Aucun de nous, excepté Kees, n’a jamais osé mendier. Par les périodes les plus aiguës de la famine, l’idée seule ne nous en venait pas. Mais Kees, lui, avait la faim abominable : même ayant eu sa part, mais n’étant pas rassasié, il suivait les morceaux de la main à la bouche et de la bouche à la main. Donc Kees osait. Il allait demander aux fenêtres des cuisines de cave, et on lui donnait des restes de pommes de terre. Il en mangeait, mais en rapportait à la maison. Un jour, rentrant malade et exténuée de faim et de fatigue d’avoir en vain cherché du travail, je trouve les miens tenant chacun, entre les doigts, une pomme de terre froide et déjà gâtée. Je demande d’où elles viennent. On me répond que Kees les a apportées.

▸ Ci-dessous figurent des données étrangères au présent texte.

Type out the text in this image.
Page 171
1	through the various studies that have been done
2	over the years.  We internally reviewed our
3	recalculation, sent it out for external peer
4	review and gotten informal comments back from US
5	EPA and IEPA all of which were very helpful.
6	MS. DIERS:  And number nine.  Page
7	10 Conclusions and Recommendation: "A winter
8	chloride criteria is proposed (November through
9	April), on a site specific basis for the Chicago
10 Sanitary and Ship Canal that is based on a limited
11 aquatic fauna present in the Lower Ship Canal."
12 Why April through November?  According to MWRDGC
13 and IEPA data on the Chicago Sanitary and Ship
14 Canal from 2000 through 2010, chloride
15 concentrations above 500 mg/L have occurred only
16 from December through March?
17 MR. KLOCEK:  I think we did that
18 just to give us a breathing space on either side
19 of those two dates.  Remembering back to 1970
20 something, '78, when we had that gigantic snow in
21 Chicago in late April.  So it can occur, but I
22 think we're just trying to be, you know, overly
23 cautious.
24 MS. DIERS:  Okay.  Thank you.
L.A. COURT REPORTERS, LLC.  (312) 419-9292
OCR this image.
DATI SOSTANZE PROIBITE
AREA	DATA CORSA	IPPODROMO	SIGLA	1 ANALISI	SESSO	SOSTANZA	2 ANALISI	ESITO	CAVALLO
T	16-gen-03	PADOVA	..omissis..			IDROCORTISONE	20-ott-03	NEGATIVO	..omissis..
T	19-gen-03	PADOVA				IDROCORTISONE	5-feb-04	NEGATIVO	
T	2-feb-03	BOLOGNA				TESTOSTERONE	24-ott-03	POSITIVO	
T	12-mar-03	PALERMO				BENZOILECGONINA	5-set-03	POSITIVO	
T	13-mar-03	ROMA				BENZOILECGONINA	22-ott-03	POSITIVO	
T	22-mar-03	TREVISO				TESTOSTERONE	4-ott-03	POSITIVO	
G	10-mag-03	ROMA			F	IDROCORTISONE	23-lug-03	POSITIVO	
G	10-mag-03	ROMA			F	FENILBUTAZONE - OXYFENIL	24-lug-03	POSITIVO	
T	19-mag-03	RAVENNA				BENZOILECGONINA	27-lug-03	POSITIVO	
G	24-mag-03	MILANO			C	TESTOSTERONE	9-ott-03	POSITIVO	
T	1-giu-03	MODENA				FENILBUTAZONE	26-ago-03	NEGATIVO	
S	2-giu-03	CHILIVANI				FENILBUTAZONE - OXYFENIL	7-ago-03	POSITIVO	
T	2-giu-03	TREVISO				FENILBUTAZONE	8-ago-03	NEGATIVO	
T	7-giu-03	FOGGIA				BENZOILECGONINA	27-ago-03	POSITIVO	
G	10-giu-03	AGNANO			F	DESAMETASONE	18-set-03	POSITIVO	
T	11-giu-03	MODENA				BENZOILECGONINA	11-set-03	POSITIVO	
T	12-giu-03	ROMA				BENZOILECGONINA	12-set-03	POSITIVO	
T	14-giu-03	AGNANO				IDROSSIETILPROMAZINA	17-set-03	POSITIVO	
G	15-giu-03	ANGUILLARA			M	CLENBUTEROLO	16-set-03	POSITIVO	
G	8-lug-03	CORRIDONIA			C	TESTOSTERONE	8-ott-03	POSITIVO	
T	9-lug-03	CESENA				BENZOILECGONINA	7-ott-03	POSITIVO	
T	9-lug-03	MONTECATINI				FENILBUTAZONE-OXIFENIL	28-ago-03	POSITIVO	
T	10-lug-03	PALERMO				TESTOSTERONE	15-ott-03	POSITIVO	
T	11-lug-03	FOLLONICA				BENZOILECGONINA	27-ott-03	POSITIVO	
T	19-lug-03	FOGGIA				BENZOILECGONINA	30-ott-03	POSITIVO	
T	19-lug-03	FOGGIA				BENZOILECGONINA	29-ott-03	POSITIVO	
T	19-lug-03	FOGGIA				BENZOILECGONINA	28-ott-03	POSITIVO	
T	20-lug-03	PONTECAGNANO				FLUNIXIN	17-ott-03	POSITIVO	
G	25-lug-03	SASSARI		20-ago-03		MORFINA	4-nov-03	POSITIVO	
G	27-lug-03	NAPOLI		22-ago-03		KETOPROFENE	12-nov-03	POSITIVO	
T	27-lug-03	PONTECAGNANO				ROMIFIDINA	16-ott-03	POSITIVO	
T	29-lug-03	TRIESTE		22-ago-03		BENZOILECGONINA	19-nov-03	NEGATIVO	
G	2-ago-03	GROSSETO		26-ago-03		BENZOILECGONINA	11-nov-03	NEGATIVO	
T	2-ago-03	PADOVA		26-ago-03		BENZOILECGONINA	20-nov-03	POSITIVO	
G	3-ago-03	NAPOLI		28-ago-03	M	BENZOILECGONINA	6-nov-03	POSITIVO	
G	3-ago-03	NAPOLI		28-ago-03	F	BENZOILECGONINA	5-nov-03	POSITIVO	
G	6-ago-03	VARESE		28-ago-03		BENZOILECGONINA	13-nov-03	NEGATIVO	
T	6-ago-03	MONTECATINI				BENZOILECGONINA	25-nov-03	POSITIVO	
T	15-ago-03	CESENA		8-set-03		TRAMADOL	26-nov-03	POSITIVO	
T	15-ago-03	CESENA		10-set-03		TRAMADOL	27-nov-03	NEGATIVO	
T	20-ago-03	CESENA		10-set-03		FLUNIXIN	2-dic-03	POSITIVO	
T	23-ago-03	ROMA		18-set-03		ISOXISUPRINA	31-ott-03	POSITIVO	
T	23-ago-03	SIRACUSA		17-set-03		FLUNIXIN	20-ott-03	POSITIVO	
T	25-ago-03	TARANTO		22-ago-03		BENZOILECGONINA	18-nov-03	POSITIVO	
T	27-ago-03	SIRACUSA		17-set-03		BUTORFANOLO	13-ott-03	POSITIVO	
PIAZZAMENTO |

Kees s’était prudemment retiré vers la porte, pour éviter une taloche.

— Comment, sale bête, dis-je, en me dirigeant vers les pommes de terre, tu oses mendier !

Et j’en pris une entre les doigts : elle était sûre, mais délicieuse.

Kees suivait du regard la pomme de terre, de la main à la bouche et de la bouche à la main. Ce regard demandait : « C’est bon, n’est-ce pas ? et je n’aurai pas de taloche ? »

Comme je lui répétais qu’il ne devait pas mendier, il mit les mains dans les poches de son pantalon, le secoua en le relevant, et ses yeux et un plissement du nez disaient : « Elle est forte, celle-là ! »

Plusieurs fois j’en ai mangé, de ces pommes de terre.